Value Stocks Are Looking Remarkably Cheap, Even By Their Standards

Value Stocks Are Looking Remarkably Cheap, Even By Their Standards
Theodora Lee Joseph, CFA

almost 2 years ago1 min

Mentioned in story

Even in the current market rout, value stocks have been holding their own: if you’d invested in the MSCI World Value Index at the beginning of the year, you’d have made about 20% more than if you’d invested in its equivalent growth index. But if you think there are no gains left to be had, think again.

The chart above shows the “value spread” between growth stocks and value stocks – that is, how far the price premium of expensive stocks to cheap stocks has drifted from the historical average. A positive value reflects that value stocks are cheaper than growth stocks, and you can see that they’re now almost as cheap as they’ve ever been.
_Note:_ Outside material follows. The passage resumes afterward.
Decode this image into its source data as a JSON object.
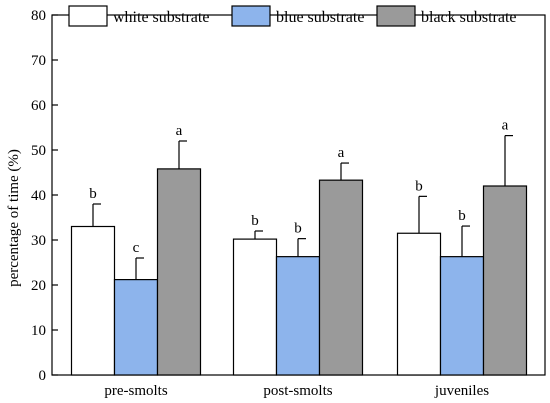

Now, it’s true that the spread has been narrowing slightly in the last few months: a potent cocktail of high inflation, rate hikes, and geopolitical turmoil have made growth stocks less appealing, persuading investors to look elsewhere for potential returns. But it’s also true that there’s a long way to go before we’re back to parity between the two. If the backdrop for growth stocks keeps deteriorating and investors continue to snub them in favor of value, there might still be significant gains up for grabs.

If that idea captures your imagination, the MSCI World Value Index (ticker: SWDA, expense ratio: 0.2%) is obviously a good place to start. You could also pick a few companies from the index (listed here), and build your own value portfolio from scratch: ExxonMobil and Chevron might be a good choice if you think oil and gas prices have further to go, while Coca-Cola is a slightly more defensive bet. Alternatively, there are plenty of other ETFs that focus on value stocks: you can find a list of them here.